A failing transmission was a giant kink in our plans – everything became more difficult. Getting into marinas without forward power was scary, so we avoided marinas except for one stop in Ganges to get a mechanic to check out the transmission. Sailboats don’t drive well in reverse (the rudder isn’t designed to work that way), but we could motor that way at 2-3 knots a short while if we needed to get out of trouble or to some wind.
Luckily sailboats have two means of propulsion – the engine, and the sails. So we took light air sailing to new levels – sailing in 2 knot winds where every other sailboat was motoring. There are a few sailboats that sail across oceans with no engine, but those sailors are by far a tiny, minuscule minority. I don’t know how they do it, and have tremendous respect for someone who could. Sailing without a motor is an exercise in frustration when wind can be absent for hours, or days, at a time.
Fortunately the transmission magically popped into forward after 2 ½ hours waiting, and we slammed it into full power for 10 hours from the Gulf Islands to Port Townsend, crossing a glassy, windless Haro Strait and a windless eastern Strait of Juan de Fuca. We had to exit Cattle Pass against current, but with the motor finally in gear there was no way we were turning it off – if we throttled down too much the clutch could slip and we’d lose forward gear again.
This was like our own version of the 90’s movie ‘Speed’ where they’re on a speeding bus that they can’t slow down.
A dead transmission is not a problem we could fix underway. No one I’ve heard of carries spare transmission parts with them, and repairing it requires removing the transmission from the prop shaft – this model, a Hurth v-drive, is not easily opened up.
And we don’t know what caused it – as far as I know, we didn’t do anything wrong that would contribute to the transmission issue. The mechanics we’ve talked to so far thought most likely it was just old and gradually wearing out.
Perhaps what scared me even more than whether or not we’d be able to get home was that this could have happened anywhere. If we decided to sail to Mexico someday, this could’ve happened 50 miles offshore of the Oregon coast. Then we’d be in ocean waves (possibly with no wind) and no power. We’d be far from rescue, and far from any ports that could repair the issue. And there’d be nothing we could do to fix the problem ourselves – unlike most other boats problems where we could have jury rigged a solution.
Even if the transmission had kicked the bucket when we were on the west coast of Vancouver Island we would’ve been pretty screwed. There are no major marine ports like Port Townsend there, probably few if any mechanics experienced in marine transmissions, and the boat would’ve been stuck there for months while we tried to fly parts in.
After anchoring overnight at Port Townsend, we sailed all the way back to Seattle the next day, having a wonderful downwind sail with blessedly consistent 10-12 knot winds.
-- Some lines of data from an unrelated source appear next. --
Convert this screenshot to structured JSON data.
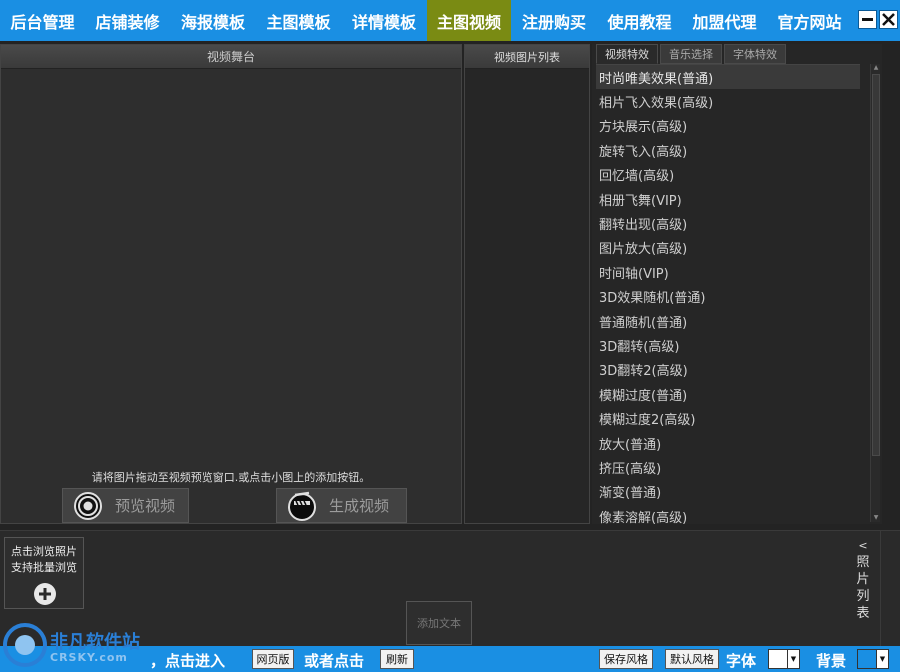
{
  "nav": {
    "items": [
      "后台管理",
      "店铺装修",
      "海报模板",
      "主图模板",
      "详情模板",
      "主图视频",
      "注册购买",
      "使用教程",
      "加盟代理",
      "官方网站"
    ],
    "active_index": 5
  },
  "window": {
    "minimize_icon": "minimize-icon",
    "close_icon": "close-icon"
  },
  "stage": {
    "title": "视频舞台",
    "hint": "请将图片拖动至视频预览窗口.或点击小图上的添加按钮。",
    "preview_label": "预览视频",
    "generate_label": "生成视频"
  },
  "photo_column": {
    "title": "视频图片列表"
  },
  "effects": {
    "tabs": [
      "视频特效",
      "音乐选择",
      "字体特效"
    ],
    "active_tab": 0,
    "items": [
      "时尚唯美效果(普通)",
      "相片飞入效果(高级)",
      "方块展示(高级)",
      "旋转飞入(高级)",
      "回忆墙(高级)",
      "相册飞舞(VIP)",
      "翻转出现(高级)",
      "图片放大(高级)",
      "时间轴(VIP)",
      "3D效果随机(普通)",
      "普通随机(普通)",
      "3D翻转(高级)",
      "3D翻转2(高级)",
      "模糊过度(普通)",
      "模糊过度2(高级)",
      "放大(普通)",
      "挤压(高级)",
      "渐变(普通)",
      "像素溶解(高级)"
    ],
    "selected_index": 0
  },
  "strip": {
    "browse_line1": "点击浏览照片",
    "browse_line2": "支持批量浏览",
    "add_text": "添加文本",
    "side_label": [
      "照",
      "片",
      "列",
      "表"
    ]
  },
  "bottombar": {
    "text1": "，点击进入",
    "web_btn": "网页版",
    "text2": "或者点击",
    "refresh_btn": "刷新",
    "save_style": "保存风格",
    "default_style": "默认风格",
    "font_label": "字体",
    "bg_label": "背景",
    "font_color": "#ffffff",
    "bg_color": "#1a8fe3"
  },
  "logo": {
    "name": "非凡软件站",
    "url": "CRSKY.com"
  }
}
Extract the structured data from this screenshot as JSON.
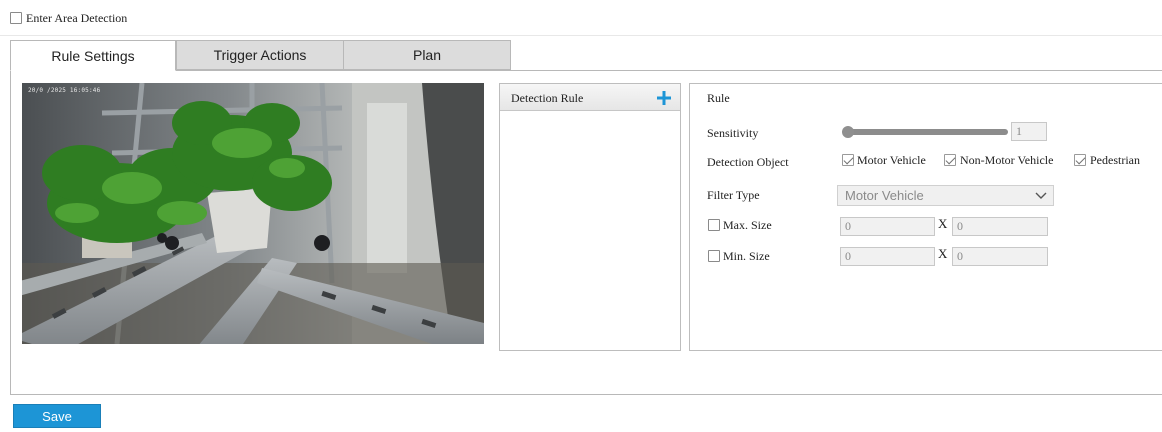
{
  "enable": {
    "label": "Enter Area Detection",
    "checked": false
  },
  "tabs": [
    {
      "label": "Rule Settings",
      "active": true
    },
    {
      "label": "Trigger Actions",
      "active": false
    },
    {
      "label": "Plan",
      "active": false
    }
  ],
  "video": {
    "timestamp": "20/0 /2025 16:05:46"
  },
  "rule_list": {
    "header": "Detection Rule",
    "add_icon": "plus-icon"
  },
  "rule": {
    "title": "Rule",
    "sensitivity": {
      "label": "Sensitivity",
      "value": "1",
      "level": 0.0
    },
    "detection_object": {
      "label": "Detection Object",
      "options": [
        {
          "label": "Motor Vehicle",
          "checked": true
        },
        {
          "label": "Non-Motor Vehicle",
          "checked": true
        },
        {
          "label": "Pedestrian",
          "checked": true
        }
      ]
    },
    "filter_type": {
      "label": "Filter Type",
      "value": "Motor Vehicle"
    },
    "max_size": {
      "label": "Max. Size",
      "checked": false,
      "width": "0",
      "height": "0",
      "separator": "X"
    },
    "min_size": {
      "label": "Min. Size",
      "checked": false,
      "width": "0",
      "height": "0",
      "separator": "X"
    }
  },
  "save_label": "Save",
  "colors": {
    "accent": "#1d95d6",
    "tab_inactive": "#dcdcdc",
    "border": "#b8b8b8"
  }
}
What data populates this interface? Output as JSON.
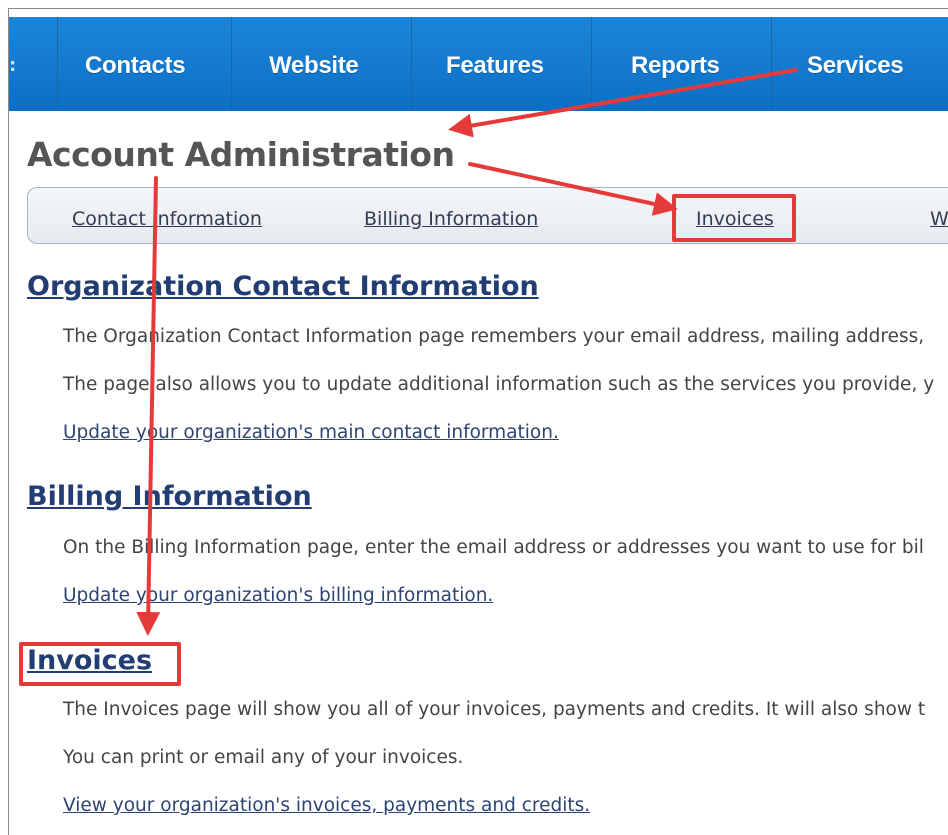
{
  "nav": {
    "stub": ":",
    "items": [
      {
        "label": "Contacts"
      },
      {
        "label": "Website"
      },
      {
        "label": "Features"
      },
      {
        "label": "Reports"
      },
      {
        "label": "Services"
      }
    ]
  },
  "page": {
    "title": "Account Administration"
  },
  "subnav": {
    "items": [
      {
        "label": "Contact Information"
      },
      {
        "label": "Billing Information"
      },
      {
        "label": "Invoices"
      },
      {
        "label": "W"
      }
    ]
  },
  "sections": {
    "contact": {
      "heading": "Organization Contact Information",
      "p1": "The Organization Contact Information page remembers your email address, mailing address,",
      "p2": "The page also allows you to update additional information such as the services you provide, y",
      "link": "Update your organization's main contact information."
    },
    "billing": {
      "heading": "Billing Information",
      "p1": "On the Billing Information page, enter the email address or addresses you want to use for bil",
      "link": "Update your organization's billing information."
    },
    "invoices": {
      "heading": "Invoices",
      "p1": "The Invoices page will show you all of your invoices, payments and credits. It will also show t",
      "p2": "You can print or email any of your invoices.",
      "link": "View your organization's invoices, payments and credits."
    }
  },
  "colors": {
    "nav_bg": "#0a6fc6",
    "annotation": "#e63a3a",
    "heading": "#223d73"
  }
}
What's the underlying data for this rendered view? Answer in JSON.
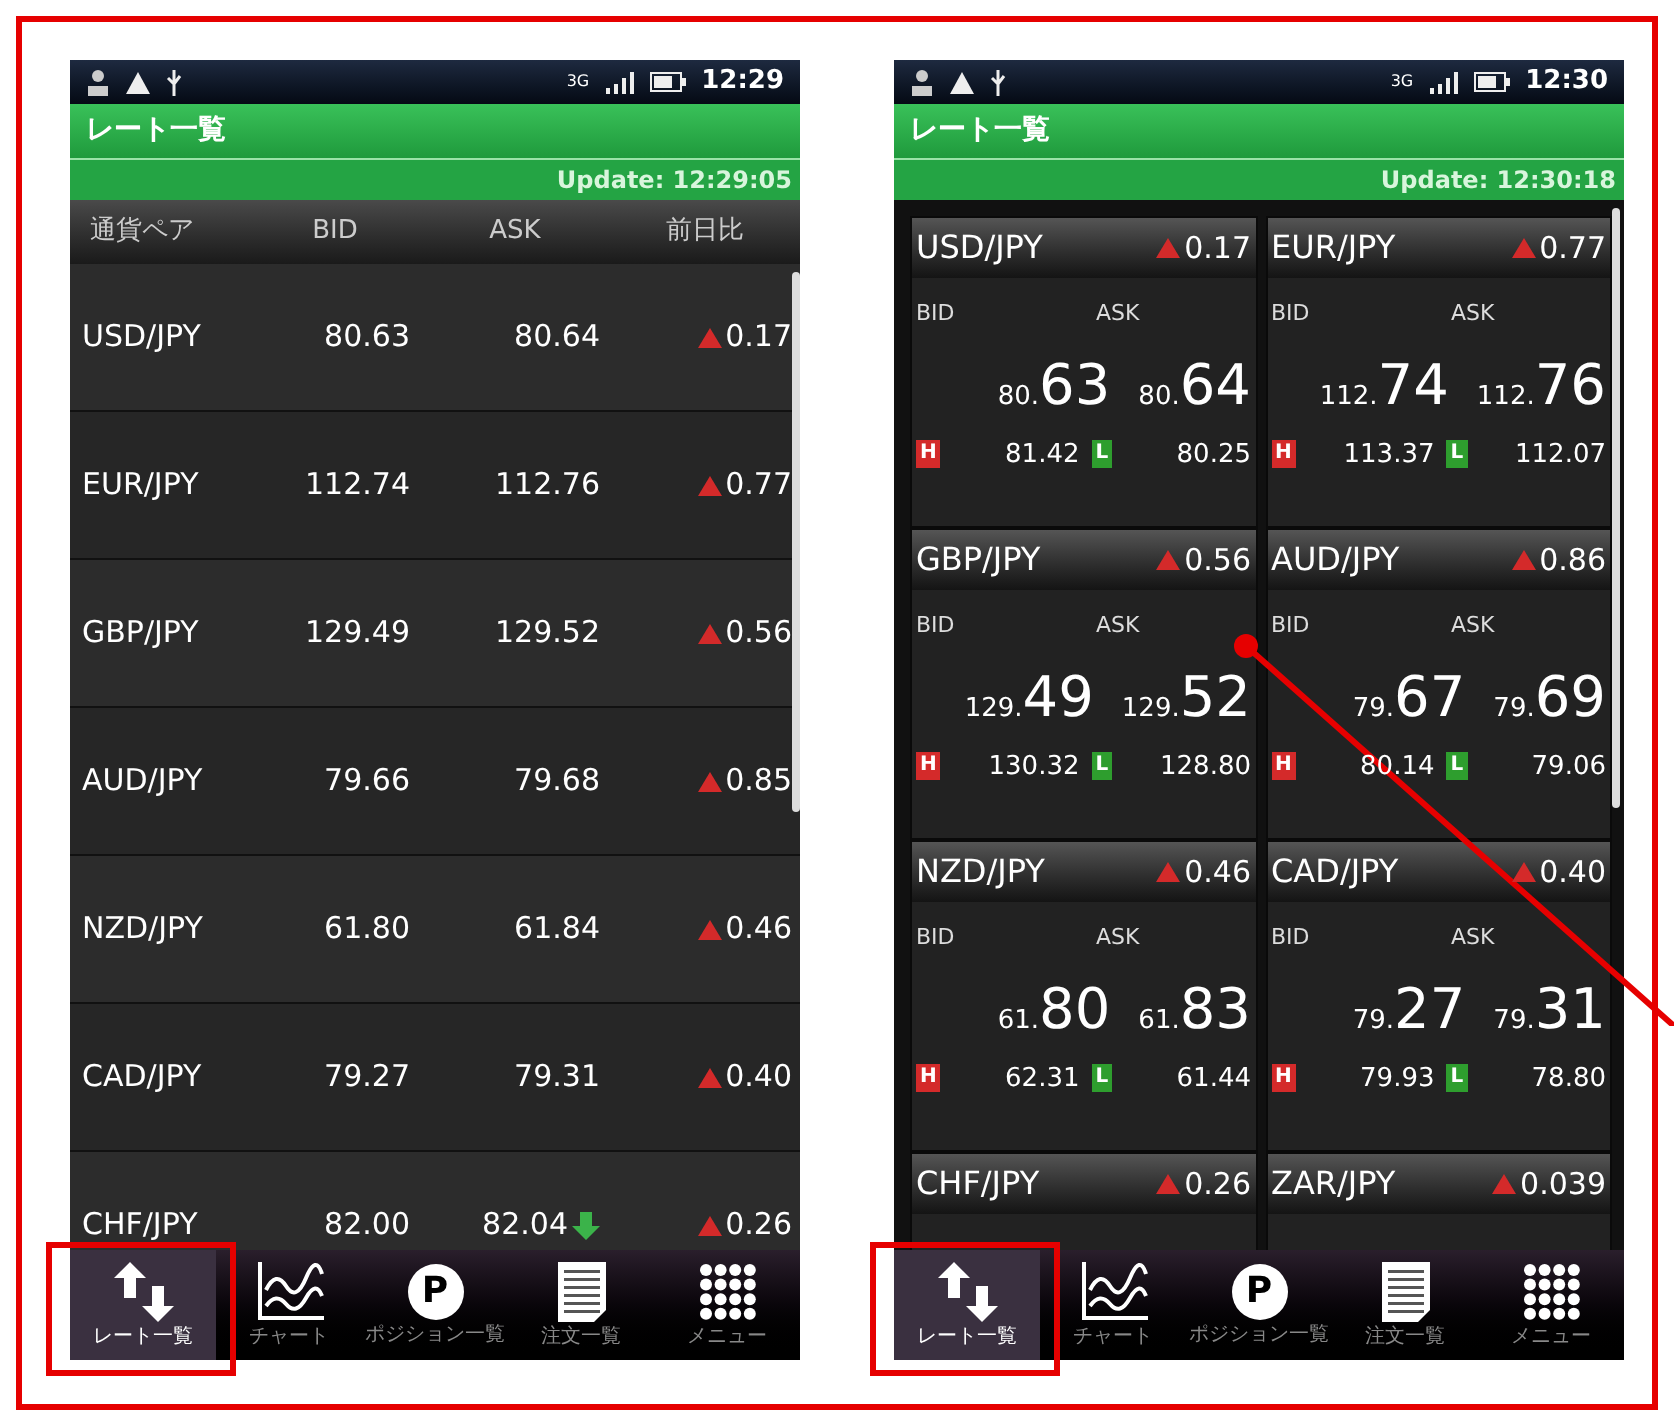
{
  "screens": [
    {
      "kind": "list",
      "status_bar": {
        "network": "3G",
        "time": "12:29"
      },
      "title": "レート一覧",
      "update": "Update: 12:29:05",
      "columns": [
        "通貨ペア",
        "BID",
        "ASK",
        "前日比"
      ],
      "rows": [
        {
          "pair": "USD/JPY",
          "bid": "80.63",
          "ask": "80.64",
          "change": "0.17",
          "rising": true,
          "ask_falling": false
        },
        {
          "pair": "EUR/JPY",
          "bid": "112.74",
          "ask": "112.76",
          "change": "0.77",
          "rising": true,
          "ask_falling": false
        },
        {
          "pair": "GBP/JPY",
          "bid": "129.49",
          "ask": "129.52",
          "change": "0.56",
          "rising": true,
          "ask_falling": false
        },
        {
          "pair": "AUD/JPY",
          "bid": "79.66",
          "ask": "79.68",
          "change": "0.85",
          "rising": true,
          "ask_falling": false
        },
        {
          "pair": "NZD/JPY",
          "bid": "61.80",
          "ask": "61.84",
          "change": "0.46",
          "rising": true,
          "ask_falling": false
        },
        {
          "pair": "CAD/JPY",
          "bid": "79.27",
          "ask": "79.31",
          "change": "0.40",
          "rising": true,
          "ask_falling": false
        },
        {
          "pair": "CHF/JPY",
          "bid": "82.00",
          "ask": "82.04",
          "change": "0.26",
          "rising": true,
          "ask_falling": true
        }
      ],
      "tabs": [
        {
          "label": "レート一覧",
          "selected": true
        },
        {
          "label": "チャート",
          "selected": false
        },
        {
          "glyph": "P",
          "label": "ポジション一覧",
          "selected": false
        },
        {
          "label": "注文一覧",
          "selected": false
        },
        {
          "label": "メニュー",
          "selected": false
        }
      ]
    },
    {
      "kind": "cards",
      "status_bar": {
        "network": "3G",
        "time": "12:30"
      },
      "title": "レート一覧",
      "update": "Update: 12:30:18",
      "cards": [
        {
          "pair": "USD/JPY",
          "change": "0.17",
          "rising": true,
          "bid_label": "BID",
          "ask_label": "ASK",
          "bid_int": "80.",
          "bid_frac": "63",
          "ask_int": "80.",
          "ask_frac": "64",
          "high_label": "H",
          "high": "81.42",
          "low_label": "L",
          "low": "80.25"
        },
        {
          "pair": "EUR/JPY",
          "change": "0.77",
          "rising": true,
          "bid_label": "BID",
          "ask_label": "ASK",
          "bid_int": "112.",
          "bid_frac": "74",
          "ask_int": "112.",
          "ask_frac": "76",
          "high_label": "H",
          "high": "113.37",
          "low_label": "L",
          "low": "112.07"
        },
        {
          "pair": "GBP/JPY",
          "change": "0.56",
          "rising": true,
          "bid_label": "BID",
          "ask_label": "ASK",
          "bid_int": "129.",
          "bid_frac": "49",
          "ask_int": "129.",
          "ask_frac": "52",
          "high_label": "H",
          "high": "130.32",
          "low_label": "L",
          "low": "128.80"
        },
        {
          "pair": "AUD/JPY",
          "change": "0.86",
          "rising": true,
          "bid_label": "BID",
          "ask_label": "ASK",
          "bid_int": "79.",
          "bid_frac": "67",
          "ask_int": "79.",
          "ask_frac": "69",
          "high_label": "H",
          "high": "80.14",
          "low_label": "L",
          "low": "79.06"
        },
        {
          "pair": "NZD/JPY",
          "change": "0.46",
          "rising": true,
          "bid_label": "BID",
          "ask_label": "ASK",
          "bid_int": "61.",
          "bid_frac": "80",
          "ask_int": "61.",
          "ask_frac": "83",
          "high_label": "H",
          "high": "62.31",
          "low_label": "L",
          "low": "61.44"
        },
        {
          "pair": "CAD/JPY",
          "change": "0.40",
          "rising": true,
          "bid_label": "BID",
          "ask_label": "ASK",
          "bid_int": "79.",
          "bid_frac": "27",
          "ask_int": "79.",
          "ask_frac": "31",
          "high_label": "H",
          "high": "79.93",
          "low_label": "L",
          "low": "78.80"
        },
        {
          "pair": "CHF/JPY",
          "change": "0.26",
          "rising": true
        },
        {
          "pair": "ZAR/JPY",
          "change": "0.039",
          "rising": true
        }
      ],
      "tabs": [
        {
          "label": "レート一覧",
          "selected": true
        },
        {
          "label": "チャート",
          "selected": false
        },
        {
          "glyph": "P",
          "label": "ポジション一覧",
          "selected": false
        },
        {
          "label": "注文一覧",
          "selected": false
        },
        {
          "label": "メニュー",
          "selected": false
        }
      ]
    }
  ]
}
Then came our last challenge – getting into Elliott Bay Marina without forward gear and a 12 knot wind blowing through the entrances! We could sail in, but sailing a 38 foot, 18,000 pound displacement boat into a marina you’ve never entered before is not so easy, nor necessarily a good idea when there are breakwater rocks and million dollar powerboats. After an hour of getting pushed by wind and current, when we were just about to try reversing in, the clutch miraculously engaged in forward and we made it in!
Violet Hour is out of commission now for at least a month, all of August which is prime sailing season in Seattle. And will cost many boat bucks to repair. So this is a disappointing end to our trip, but there were many great moments before this – more to come soon!